The economic success that London is enjoying today brings with it challenges and threats, but none of this is new to our city. During the fifty years from 1861, London's population grew from over three million to more than seven million by the 1910s. During that period, the flow of migrants from Europe rose significantly, while migration from the wider world also grew in importance.
Part of the city's response was the growth of a public transport system, but almost from the beginning the cost of fares was an issue. Early morning workers' tickets enabled travel at half price on the railways, and brought public transport within the reach of many more working people for the first time and also enabled them to live further out.
Today the excessively high level of transport costs in London is again one of the factors putting the city's continuing success at risk. Many Londoners on low wages face a vicious spiral – dramatic increases in housing costs are forcing them look further and further out for homes they can afford but then finding that the cost of travel to work is unsustainable. Research published recently by London Councils revealed that 1 in 5 workers commuting from Outer London have had to cut other spending so they can afford to get to work.
All three linked issues: housing costs, transport costs and low wages, must be addressed with urgency if the success we are seeing today is to be sustained. In the 1980s I worked for the then Leader of the Greater London Council, Ken Livingstone on Transport matters and that was the dominant issue then, but in the intervening years housing has become Londoners' biggest worry. The next Mayor of London must find ways to fix housing, transport and low wages too.
London today is one of the most expensive cities in the world for travel with fares three times higher than in New York and four times more than Paris. Livingstone implemented a far-sighted policy of reducing fares in the 1980s but this was later struck down by the courts. As one who supported Sadiq Khan's campaign to be Labour's nominee for this year's mayoral election, it was pleasing to hear him proposing a freeze on fares if elected and arguing that this can be delivered by making careful choices about other transport expenditure.
Of course even if travel can be made more affordable, the poor industrial relations during the current mayor's term has meant that all too often Londoners' journeys have been disrupted. As Khan has pointed out there have been more than twice as many strikes under Boris Johnson than in the previous eight years. His pledge to intervene by negotiating directly with the Transport Unions could offer a better way to deal with the issues that have caused so much disruption.

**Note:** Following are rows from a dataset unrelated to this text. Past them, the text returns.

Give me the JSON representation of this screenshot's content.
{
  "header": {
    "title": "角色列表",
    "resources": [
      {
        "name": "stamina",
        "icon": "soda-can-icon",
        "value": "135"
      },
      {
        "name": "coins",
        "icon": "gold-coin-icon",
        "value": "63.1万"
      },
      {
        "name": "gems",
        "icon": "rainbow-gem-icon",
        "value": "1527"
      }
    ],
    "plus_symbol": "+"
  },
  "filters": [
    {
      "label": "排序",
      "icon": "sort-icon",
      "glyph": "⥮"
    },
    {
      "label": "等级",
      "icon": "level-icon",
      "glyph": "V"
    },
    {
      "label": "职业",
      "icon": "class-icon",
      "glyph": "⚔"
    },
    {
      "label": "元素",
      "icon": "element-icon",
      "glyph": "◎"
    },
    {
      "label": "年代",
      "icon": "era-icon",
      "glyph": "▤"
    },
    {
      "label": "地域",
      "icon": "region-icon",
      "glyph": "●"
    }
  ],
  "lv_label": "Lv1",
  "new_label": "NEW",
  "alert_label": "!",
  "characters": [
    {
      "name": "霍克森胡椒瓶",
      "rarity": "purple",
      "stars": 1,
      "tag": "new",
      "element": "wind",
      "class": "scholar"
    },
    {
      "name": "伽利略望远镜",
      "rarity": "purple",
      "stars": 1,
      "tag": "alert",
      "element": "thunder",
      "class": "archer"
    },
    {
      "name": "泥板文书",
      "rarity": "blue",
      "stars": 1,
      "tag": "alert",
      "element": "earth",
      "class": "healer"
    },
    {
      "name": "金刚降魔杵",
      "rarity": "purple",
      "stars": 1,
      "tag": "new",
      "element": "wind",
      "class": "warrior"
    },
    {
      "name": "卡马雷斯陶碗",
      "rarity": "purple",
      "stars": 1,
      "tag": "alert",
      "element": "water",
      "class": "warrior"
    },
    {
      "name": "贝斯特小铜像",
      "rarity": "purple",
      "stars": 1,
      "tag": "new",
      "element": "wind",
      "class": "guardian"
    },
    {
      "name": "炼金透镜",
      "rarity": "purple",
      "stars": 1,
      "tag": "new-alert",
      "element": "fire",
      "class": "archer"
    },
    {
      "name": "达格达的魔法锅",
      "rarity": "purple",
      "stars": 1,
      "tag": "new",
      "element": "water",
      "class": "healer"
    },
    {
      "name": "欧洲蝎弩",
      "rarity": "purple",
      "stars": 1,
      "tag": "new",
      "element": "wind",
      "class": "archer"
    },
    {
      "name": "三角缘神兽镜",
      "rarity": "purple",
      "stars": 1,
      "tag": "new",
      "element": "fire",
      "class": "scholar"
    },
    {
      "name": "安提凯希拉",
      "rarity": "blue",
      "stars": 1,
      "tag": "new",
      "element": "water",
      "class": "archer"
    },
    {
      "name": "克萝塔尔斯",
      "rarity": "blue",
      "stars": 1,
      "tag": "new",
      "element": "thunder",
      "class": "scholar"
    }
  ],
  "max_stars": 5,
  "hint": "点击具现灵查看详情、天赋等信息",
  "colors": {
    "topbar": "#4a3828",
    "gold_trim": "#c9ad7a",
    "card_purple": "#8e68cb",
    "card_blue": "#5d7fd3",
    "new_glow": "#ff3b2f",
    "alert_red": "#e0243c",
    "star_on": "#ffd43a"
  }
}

Khan also makes an explicit link between transport and housing and is calling for Transport for London to create a "win – win" situation by using some of its extensive property holding to build affordable homes for Londoners which will also produce additional revenue which can support a fares freeze.
In recent years many employers in London have begun to pay the "London Living Wage" not least London Boroughs like my own, Lewisham. The question still arises though of whether even the London Living Wage adequately reflects the escalating cost of housing in London. As someone who is dealing with housing issues every day I am very aware that an increasing number of working Londoners are finding themselves being made homeless as the number of homes they can afford to rent shrinks.
Sadiq Khan has rightly raised the question and called for the annual calculation of what constitutes a "Living Wage" to give greater weight to housing costs and take the figure above £10 an hour for the first time. He had previously proposed a new concept of "Living Rents" to address the housing costs issue directly. This has the potential to finally allow some rational thinking about rents in different parts of London by creating a link to average wages. This would be a huge improvement on the current concept of "Affordable homes" which includes homes for rent at 80% of the market rent.
The threat to London's success caused by high travel fares and rents is not future speculation. It is happening right now, and both public and private sector employers are seeing the effects in the struggles they are having with the recruitment and retention of staff. London will expect the next mayor to give their undivided attention to resolving this rather than using London as a platform for national ambitions.